The body corporate submits that it "in making its decision, took many factors into account". Relevantly, this included the "recent court of appeal decision". I am aware that there was a significant decision regarding the interpretation and application of the provisions in section 48 of the Act delivered in the latter part of 2004, which clarified such matters significantly. I suggest that with the benefit of this decisions, bodies corporate’s considering an adjustment of their lot entitlement schedule would have been able to proceed on a more certain footing.

In considering the requested order, I note that had this application proceeded on the original basis, that is, by way of an application to a specialist adjudicator for the adjustment of the lot entitlement schedule, then the current applicant to recover the costs of the report would have been precluded. Section 48(2)(c) provides that each party to the application is responsible for the party’s own costs of the application. Consequently, it is only on the basis that the adjustment of the lot entitlement schedule has been independently resolved, that the applicants are able to now bring this claim.

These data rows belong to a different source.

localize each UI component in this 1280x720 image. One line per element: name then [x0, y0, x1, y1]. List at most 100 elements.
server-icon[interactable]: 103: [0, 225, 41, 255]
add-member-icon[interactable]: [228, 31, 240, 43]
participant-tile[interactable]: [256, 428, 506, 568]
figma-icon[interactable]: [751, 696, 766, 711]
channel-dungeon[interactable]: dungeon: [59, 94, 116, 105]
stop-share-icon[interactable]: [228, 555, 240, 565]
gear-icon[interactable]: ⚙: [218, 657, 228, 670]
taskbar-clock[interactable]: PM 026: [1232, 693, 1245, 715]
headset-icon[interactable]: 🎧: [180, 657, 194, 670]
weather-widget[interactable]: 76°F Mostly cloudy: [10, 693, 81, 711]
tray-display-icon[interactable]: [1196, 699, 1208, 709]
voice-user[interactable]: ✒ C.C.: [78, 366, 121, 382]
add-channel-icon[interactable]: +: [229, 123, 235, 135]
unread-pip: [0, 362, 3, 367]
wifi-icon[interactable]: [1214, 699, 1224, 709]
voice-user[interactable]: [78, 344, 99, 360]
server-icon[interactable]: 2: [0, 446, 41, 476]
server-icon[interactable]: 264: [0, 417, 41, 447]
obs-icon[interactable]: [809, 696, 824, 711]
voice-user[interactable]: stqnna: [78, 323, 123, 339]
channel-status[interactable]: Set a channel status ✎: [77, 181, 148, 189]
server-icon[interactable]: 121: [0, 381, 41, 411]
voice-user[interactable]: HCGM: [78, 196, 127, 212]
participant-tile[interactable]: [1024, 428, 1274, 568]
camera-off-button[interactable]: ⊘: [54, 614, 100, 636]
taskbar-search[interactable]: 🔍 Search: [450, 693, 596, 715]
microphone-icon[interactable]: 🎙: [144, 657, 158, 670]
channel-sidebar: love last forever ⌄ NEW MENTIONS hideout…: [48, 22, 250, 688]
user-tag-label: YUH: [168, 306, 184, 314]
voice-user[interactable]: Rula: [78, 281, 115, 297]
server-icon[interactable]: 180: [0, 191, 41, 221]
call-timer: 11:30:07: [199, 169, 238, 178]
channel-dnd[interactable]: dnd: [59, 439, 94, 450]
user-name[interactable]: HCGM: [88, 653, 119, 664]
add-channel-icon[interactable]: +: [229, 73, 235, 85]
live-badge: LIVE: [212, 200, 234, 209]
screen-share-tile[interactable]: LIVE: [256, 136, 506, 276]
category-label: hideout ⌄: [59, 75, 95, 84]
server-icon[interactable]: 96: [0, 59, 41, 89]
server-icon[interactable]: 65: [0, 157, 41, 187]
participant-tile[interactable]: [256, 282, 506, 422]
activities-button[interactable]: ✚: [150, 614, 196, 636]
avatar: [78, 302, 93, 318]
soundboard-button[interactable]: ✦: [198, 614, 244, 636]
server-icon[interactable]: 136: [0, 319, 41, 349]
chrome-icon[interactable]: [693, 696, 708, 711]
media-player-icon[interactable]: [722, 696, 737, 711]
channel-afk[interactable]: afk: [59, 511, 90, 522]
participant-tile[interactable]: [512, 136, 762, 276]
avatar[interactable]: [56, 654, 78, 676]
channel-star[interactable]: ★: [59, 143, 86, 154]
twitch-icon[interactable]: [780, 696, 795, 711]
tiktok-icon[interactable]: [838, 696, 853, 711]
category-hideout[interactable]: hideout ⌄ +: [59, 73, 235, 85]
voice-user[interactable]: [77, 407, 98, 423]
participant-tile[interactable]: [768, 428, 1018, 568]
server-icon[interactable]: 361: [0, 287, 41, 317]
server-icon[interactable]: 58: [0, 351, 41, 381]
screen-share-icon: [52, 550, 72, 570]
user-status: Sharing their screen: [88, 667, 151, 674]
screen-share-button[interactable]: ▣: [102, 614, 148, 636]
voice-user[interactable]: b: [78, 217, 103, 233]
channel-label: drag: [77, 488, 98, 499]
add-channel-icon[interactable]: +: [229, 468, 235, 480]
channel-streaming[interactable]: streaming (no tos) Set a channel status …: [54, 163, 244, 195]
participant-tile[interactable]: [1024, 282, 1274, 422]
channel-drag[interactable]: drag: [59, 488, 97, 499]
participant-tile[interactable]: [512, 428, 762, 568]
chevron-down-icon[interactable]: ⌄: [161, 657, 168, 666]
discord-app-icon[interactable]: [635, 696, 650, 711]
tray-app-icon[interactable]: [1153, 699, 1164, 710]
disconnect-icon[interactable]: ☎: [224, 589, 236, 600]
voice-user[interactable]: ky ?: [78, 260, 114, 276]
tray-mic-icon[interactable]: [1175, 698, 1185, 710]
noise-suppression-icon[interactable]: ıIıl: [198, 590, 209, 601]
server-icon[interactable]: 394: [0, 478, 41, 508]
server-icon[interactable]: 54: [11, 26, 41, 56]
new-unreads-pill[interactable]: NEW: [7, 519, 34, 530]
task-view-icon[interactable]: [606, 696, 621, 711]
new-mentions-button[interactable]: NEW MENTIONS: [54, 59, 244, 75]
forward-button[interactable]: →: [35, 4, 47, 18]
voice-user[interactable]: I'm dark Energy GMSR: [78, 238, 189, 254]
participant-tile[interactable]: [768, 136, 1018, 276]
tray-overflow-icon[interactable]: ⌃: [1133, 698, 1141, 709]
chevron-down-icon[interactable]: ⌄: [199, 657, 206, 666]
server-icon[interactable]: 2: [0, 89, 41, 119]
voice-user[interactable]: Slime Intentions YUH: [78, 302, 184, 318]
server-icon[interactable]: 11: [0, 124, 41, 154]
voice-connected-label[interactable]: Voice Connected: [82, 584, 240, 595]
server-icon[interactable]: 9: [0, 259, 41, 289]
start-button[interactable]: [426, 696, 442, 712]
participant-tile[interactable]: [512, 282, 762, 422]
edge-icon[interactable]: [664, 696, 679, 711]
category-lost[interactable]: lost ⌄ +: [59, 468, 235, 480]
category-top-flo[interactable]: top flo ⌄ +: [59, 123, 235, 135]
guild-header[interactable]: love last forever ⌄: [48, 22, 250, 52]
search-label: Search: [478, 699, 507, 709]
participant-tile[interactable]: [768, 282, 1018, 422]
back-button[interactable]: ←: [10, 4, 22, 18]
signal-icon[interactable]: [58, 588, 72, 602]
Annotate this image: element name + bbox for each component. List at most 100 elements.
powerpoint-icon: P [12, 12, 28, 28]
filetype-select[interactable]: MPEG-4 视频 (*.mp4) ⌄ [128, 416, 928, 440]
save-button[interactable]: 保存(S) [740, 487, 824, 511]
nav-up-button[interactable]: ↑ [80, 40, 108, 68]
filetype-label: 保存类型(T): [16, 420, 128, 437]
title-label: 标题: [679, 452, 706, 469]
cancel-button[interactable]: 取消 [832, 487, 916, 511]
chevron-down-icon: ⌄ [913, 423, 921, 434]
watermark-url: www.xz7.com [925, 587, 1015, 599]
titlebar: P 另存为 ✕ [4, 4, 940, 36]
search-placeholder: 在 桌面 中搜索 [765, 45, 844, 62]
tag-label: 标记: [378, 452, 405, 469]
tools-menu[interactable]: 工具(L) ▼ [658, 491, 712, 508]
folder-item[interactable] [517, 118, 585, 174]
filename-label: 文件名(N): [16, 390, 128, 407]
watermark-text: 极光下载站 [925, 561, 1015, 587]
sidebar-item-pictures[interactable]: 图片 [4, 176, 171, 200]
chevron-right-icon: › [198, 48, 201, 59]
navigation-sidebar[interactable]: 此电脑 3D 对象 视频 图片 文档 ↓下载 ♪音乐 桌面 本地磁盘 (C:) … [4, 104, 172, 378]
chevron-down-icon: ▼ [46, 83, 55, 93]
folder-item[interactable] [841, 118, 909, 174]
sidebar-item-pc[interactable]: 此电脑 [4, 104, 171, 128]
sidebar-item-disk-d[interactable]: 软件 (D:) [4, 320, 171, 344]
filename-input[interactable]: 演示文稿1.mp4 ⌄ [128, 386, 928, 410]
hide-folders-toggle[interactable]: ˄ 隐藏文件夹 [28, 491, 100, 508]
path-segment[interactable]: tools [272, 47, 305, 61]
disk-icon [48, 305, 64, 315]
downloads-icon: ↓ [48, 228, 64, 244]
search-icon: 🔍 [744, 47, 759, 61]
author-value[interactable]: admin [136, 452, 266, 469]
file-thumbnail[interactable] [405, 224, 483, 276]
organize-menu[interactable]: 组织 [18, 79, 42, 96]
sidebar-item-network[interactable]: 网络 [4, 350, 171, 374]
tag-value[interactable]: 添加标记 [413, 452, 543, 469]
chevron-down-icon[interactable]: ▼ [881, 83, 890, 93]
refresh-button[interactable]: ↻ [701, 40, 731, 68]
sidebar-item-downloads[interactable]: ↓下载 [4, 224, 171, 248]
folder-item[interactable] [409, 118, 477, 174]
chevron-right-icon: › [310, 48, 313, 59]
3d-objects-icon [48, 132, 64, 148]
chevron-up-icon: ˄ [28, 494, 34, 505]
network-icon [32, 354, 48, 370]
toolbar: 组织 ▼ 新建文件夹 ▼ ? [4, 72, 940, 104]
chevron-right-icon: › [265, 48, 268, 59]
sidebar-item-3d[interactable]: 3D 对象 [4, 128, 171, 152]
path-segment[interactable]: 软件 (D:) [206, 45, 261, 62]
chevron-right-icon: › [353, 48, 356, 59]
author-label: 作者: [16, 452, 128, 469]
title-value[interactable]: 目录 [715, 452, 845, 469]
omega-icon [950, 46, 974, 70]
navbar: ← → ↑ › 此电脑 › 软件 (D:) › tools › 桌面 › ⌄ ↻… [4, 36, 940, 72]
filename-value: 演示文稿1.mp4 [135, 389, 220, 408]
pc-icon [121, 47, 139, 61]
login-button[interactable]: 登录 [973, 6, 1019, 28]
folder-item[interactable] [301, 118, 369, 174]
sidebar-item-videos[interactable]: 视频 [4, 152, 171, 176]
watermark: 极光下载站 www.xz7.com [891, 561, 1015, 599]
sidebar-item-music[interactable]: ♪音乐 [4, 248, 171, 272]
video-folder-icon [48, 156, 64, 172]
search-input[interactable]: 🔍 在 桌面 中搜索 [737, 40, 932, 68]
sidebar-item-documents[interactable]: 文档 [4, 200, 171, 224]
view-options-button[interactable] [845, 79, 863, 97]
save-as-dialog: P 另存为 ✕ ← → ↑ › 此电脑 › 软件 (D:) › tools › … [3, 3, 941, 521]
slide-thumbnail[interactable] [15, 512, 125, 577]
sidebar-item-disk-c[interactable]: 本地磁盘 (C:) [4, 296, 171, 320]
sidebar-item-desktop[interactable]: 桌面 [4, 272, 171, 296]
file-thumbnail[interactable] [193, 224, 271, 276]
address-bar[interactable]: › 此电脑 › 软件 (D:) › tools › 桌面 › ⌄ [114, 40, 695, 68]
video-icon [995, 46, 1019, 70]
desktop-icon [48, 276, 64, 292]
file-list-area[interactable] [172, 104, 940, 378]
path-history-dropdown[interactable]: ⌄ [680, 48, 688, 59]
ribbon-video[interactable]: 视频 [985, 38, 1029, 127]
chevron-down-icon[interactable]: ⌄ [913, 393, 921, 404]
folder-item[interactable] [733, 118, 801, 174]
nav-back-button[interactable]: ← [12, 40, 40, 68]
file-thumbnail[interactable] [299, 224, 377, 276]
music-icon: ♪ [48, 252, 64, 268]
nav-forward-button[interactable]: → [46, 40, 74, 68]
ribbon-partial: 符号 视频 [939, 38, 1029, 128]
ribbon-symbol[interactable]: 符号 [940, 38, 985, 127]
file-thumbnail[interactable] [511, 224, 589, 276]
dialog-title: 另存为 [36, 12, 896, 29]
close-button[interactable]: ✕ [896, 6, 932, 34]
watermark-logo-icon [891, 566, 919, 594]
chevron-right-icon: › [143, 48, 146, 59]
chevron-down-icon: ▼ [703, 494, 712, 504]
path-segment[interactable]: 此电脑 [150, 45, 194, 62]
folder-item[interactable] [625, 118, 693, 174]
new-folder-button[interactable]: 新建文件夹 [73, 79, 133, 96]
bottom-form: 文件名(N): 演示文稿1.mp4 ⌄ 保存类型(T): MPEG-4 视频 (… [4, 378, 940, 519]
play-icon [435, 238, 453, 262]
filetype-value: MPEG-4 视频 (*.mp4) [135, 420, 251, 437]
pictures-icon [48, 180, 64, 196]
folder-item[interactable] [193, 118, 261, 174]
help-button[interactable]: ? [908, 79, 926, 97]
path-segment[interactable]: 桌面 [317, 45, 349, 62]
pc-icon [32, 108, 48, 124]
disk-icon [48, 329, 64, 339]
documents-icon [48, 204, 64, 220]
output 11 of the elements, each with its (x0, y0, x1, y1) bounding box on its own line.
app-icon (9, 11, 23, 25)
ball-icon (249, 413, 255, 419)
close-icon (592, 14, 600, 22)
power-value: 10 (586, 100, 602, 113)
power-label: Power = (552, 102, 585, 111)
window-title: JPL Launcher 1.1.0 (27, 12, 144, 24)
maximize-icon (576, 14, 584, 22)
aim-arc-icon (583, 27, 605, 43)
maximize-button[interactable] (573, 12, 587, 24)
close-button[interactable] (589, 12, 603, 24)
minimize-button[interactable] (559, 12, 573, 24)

I do consider however that the legislature intended that parties to an application for the adjustment of a lot entitlement schedule should bear their own costs pertaining to such application. The cost of the report is clearly a cost associated with the initial application seeking the adjustment of the lot entitlement schedule. I am mindful of the fact that the body corporate had no input into the decision to obtain the report, nor its contents. Moreover, whilst clearly the body corporate did rely on the report, the extent of that reliance is disputed. In all the circumstances, I intend to dismiss the application to recover the cost of the report.